Böylece Kur’an inen son âyetle tamamlanmış oldu.
Yüz on dört
sûre, altıbin altıyüz altmış altı âyetten müteşekkildir.
Kur’an
sûreleri bazen bir bütün olarak bazen de bölümler halinde indirildi. Bazı
sûreleri Mekke’de inmesi dolayısıyla “Mekkî”, bazıları Medine’de
indirildiklerinden “Medenî” diye nitelendirilmiş ve yirmi iki yılda
tamamlanmıştır.
Vahyedilen
bütün sûrelerin hafızlar tarafından ezberlenmesi, kemik, tahta, papirüs, deri
ve kiremit inceliğindeki pişirilmiş tuğlalara yazılmak suretiyle korunmuştur.
Hz.
Peygamber (s.a.s)’in vefatını takip eden Yemâme savaşlarında yetmiş kadar hafız
(kurrâ)’ın şehid düşmesi müslümanları telâşa düşürmüştü. Hz. Ömer de hafızların
toplanması için halife Hz. Ebu Bekir’e başvurarak konunun görüşülmesini istemişti.
Bunun üzerine Hz. Ebu Bekr, Zeyd İbn Sâbit başkanlığında toplanan Abdullah b.

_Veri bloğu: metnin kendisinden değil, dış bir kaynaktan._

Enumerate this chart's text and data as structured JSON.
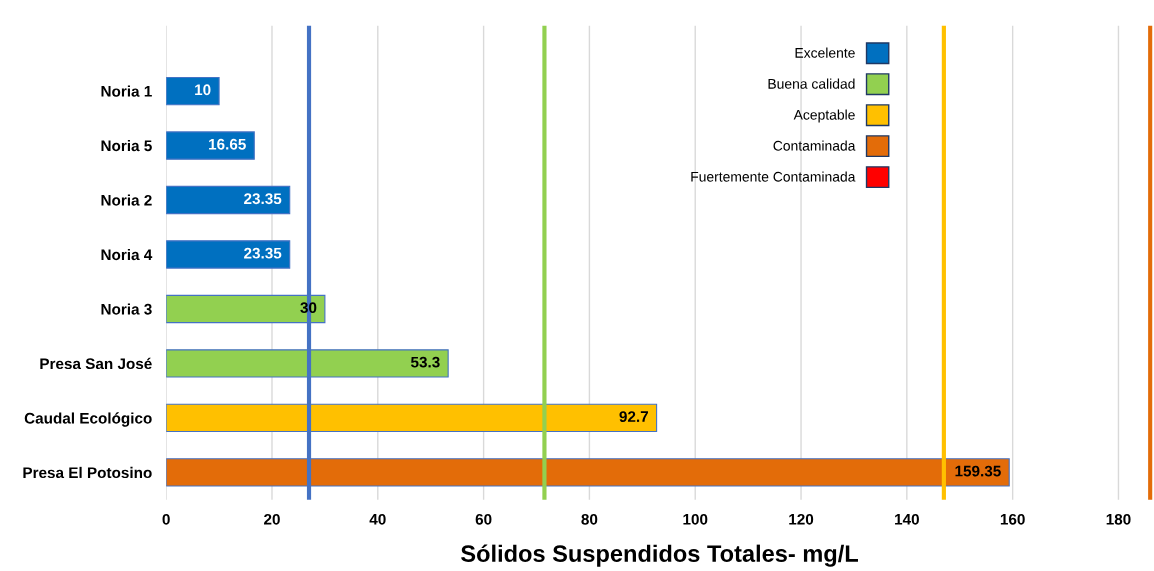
{
  "chart_data": {
    "type": "bar",
    "orientation": "horizontal",
    "xlabel": "Sólidos Suspendidos Totales- mg/L",
    "categories": [
      "Noria 1",
      "Noria 5",
      "Noria 2",
      "Noria 4",
      "Noria 3",
      "Presa San José",
      "Caudal Ecológico",
      "Presa El Potosino"
    ],
    "series": [
      {
        "name": "Excelente",
        "color": "#0070c0",
        "values": [
          10,
          16.65,
          23.35,
          23.35,
          null,
          null,
          null,
          null
        ]
      },
      {
        "name": "Buena calidad",
        "color": "#92d050",
        "values": [
          null,
          null,
          null,
          null,
          30,
          53.3,
          null,
          null
        ]
      },
      {
        "name": "Aceptable",
        "color": "#ffc000",
        "values": [
          null,
          null,
          null,
          null,
          null,
          null,
          92.7,
          null
        ]
      },
      {
        "name": "Contaminada",
        "color": "#e36c09",
        "values": [
          null,
          null,
          null,
          null,
          null,
          null,
          null,
          159.35
        ]
      },
      {
        "name": "Fuertemente Contaminada",
        "color": "#ff0000",
        "values": [
          null,
          null,
          null,
          null,
          null,
          null,
          null,
          null
        ]
      }
    ],
    "xlim": [
      0,
      186.5
    ],
    "xticks": [
      0,
      20,
      40,
      60,
      80,
      100,
      120,
      140,
      160,
      180
    ],
    "ref_lines": [
      {
        "axis": "x",
        "value": 27,
        "color": "#4472c4"
      },
      {
        "axis": "x",
        "value": 71.5,
        "color": "#92d050"
      },
      {
        "axis": "x",
        "value": 147,
        "color": "#ffc000"
      },
      {
        "axis": "x",
        "value": 186,
        "color": "#e36c09"
      }
    ],
    "data_labels": true,
    "grid": "x",
    "legend": "top right"
  }
}
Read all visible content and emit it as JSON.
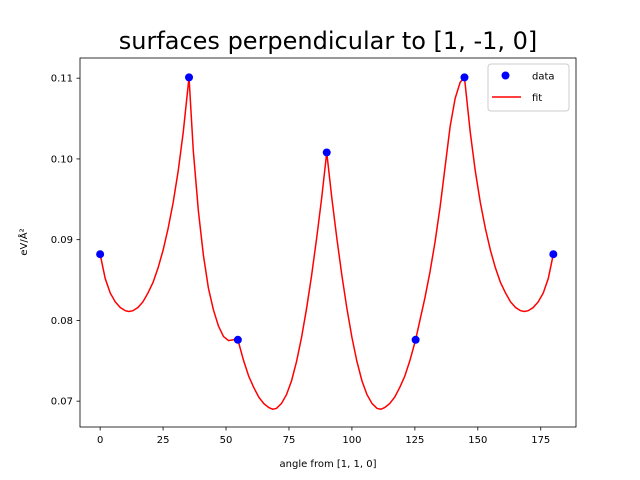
{
  "chart_data": {
    "type": "line",
    "title": "surfaces perpendicular to [1, -1, 0]",
    "xlabel": "angle from [1, 1, 0]",
    "ylabel": "eV/Å²",
    "xlim": [
      -8,
      189
    ],
    "ylim": [
      0.0668,
      0.1125
    ],
    "x_ticks": [
      0,
      25,
      50,
      75,
      100,
      125,
      150,
      175
    ],
    "y_ticks": [
      0.07,
      0.08,
      0.09,
      0.1,
      0.11
    ],
    "x_tick_labels": [
      "0",
      "25",
      "50",
      "75",
      "100",
      "125",
      "150",
      "175"
    ],
    "y_tick_labels": [
      "0.07",
      "0.08",
      "0.09",
      "0.10",
      "0.11"
    ],
    "grid": false,
    "legend": {
      "position": "top-right",
      "entries": [
        "data",
        "fit"
      ]
    },
    "series": [
      {
        "name": "data",
        "kind": "scatter",
        "color": "#0000ff",
        "x": [
          0,
          35.3,
          54.7,
          90,
          125.3,
          144.7,
          180
        ],
        "y": [
          0.0882,
          0.1101,
          0.0776,
          0.1008,
          0.0776,
          0.1101,
          0.0882
        ]
      },
      {
        "name": "fit",
        "kind": "line",
        "color": "#ff0000",
        "x": [
          0,
          2,
          4,
          6,
          8,
          10,
          11.5,
          13,
          15,
          17,
          19,
          21,
          23,
          25,
          27,
          29,
          31,
          33,
          35.3,
          37,
          39,
          41,
          43,
          45,
          47,
          49,
          51,
          53,
          54.7,
          57,
          59,
          61,
          63,
          65,
          67,
          68.5,
          70,
          72,
          74,
          76,
          78,
          80,
          82,
          84,
          86,
          88,
          90,
          92,
          94,
          96,
          98,
          100,
          102,
          104,
          106,
          108,
          110,
          111.5,
          113,
          115,
          117,
          119,
          121,
          123,
          125.3,
          127,
          129,
          131,
          133,
          135,
          137,
          139,
          141,
          143,
          144.7,
          147,
          149,
          151,
          153,
          155,
          157,
          159,
          161,
          163,
          165,
          167,
          168.5,
          170,
          172,
          174,
          176,
          178,
          180
        ],
        "y": [
          0.0882,
          0.0852,
          0.0834,
          0.0823,
          0.0816,
          0.0812,
          0.0811,
          0.0812,
          0.0816,
          0.0823,
          0.0834,
          0.0847,
          0.0865,
          0.0887,
          0.0914,
          0.0946,
          0.0985,
          0.1033,
          0.1101,
          0.101,
          0.0936,
          0.0881,
          0.084,
          0.0813,
          0.0793,
          0.078,
          0.0775,
          0.0776,
          0.0776,
          0.075,
          0.0731,
          0.0717,
          0.0705,
          0.0697,
          0.0692,
          0.069,
          0.0691,
          0.0697,
          0.0708,
          0.0725,
          0.0749,
          0.0779,
          0.0815,
          0.0856,
          0.0902,
          0.0952,
          0.1008,
          0.0952,
          0.0902,
          0.0856,
          0.0815,
          0.0779,
          0.0749,
          0.0725,
          0.0708,
          0.0697,
          0.0691,
          0.069,
          0.0692,
          0.0697,
          0.0705,
          0.0717,
          0.0731,
          0.075,
          0.0776,
          0.08,
          0.0828,
          0.086,
          0.0897,
          0.094,
          0.099,
          0.104,
          0.1075,
          0.1095,
          0.1101,
          0.1033,
          0.0985,
          0.0946,
          0.0914,
          0.0887,
          0.0865,
          0.0847,
          0.0834,
          0.0823,
          0.0816,
          0.0812,
          0.0811,
          0.0812,
          0.0816,
          0.0823,
          0.0834,
          0.0852,
          0.0882
        ]
      }
    ]
  }
}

Zübeyr, Sa’d b. Ebi Vakkas, Abdurrahman b. Haris b. Hişam’ın da bulunduğu büyük
bir komisyon tarafından Kur’an sahifeleri Mekke lehçesi esas alınarak bir araya
getirildi (Muhammed Hamidullah, İslam Peygamberi, çev. Salih Tuğ, İstanbul
1980, III, s. 761).
Hafız ve
kâtib olan Zeyd b. Sâbit, Hz. Ebû Bekir’in talimi, Hz. Ömer’in yardım ve
gözetimi altında, elinde yazılı Kur’an metni olan herkesin bu metinleri
getirmesini ve getirirken de ellerindeki metinlerin bizzat Hz. Peygamberden
yazıldığına dair iki güvenilir şahid gösterilmesi istendi. Böylece bütün
metinler toplanarak bir araya getirilmiş ve Kur’an-ı Kerim’in aslî nüshası
yazılarak halife Hz. Ebu Bekir’e teslim edilmiştir. Zeyd b. Sâbit’in
çalışmalarıyla ortaya koyduğu bu aslî nüshaya “İmam Mushaf” adı verilmiştir.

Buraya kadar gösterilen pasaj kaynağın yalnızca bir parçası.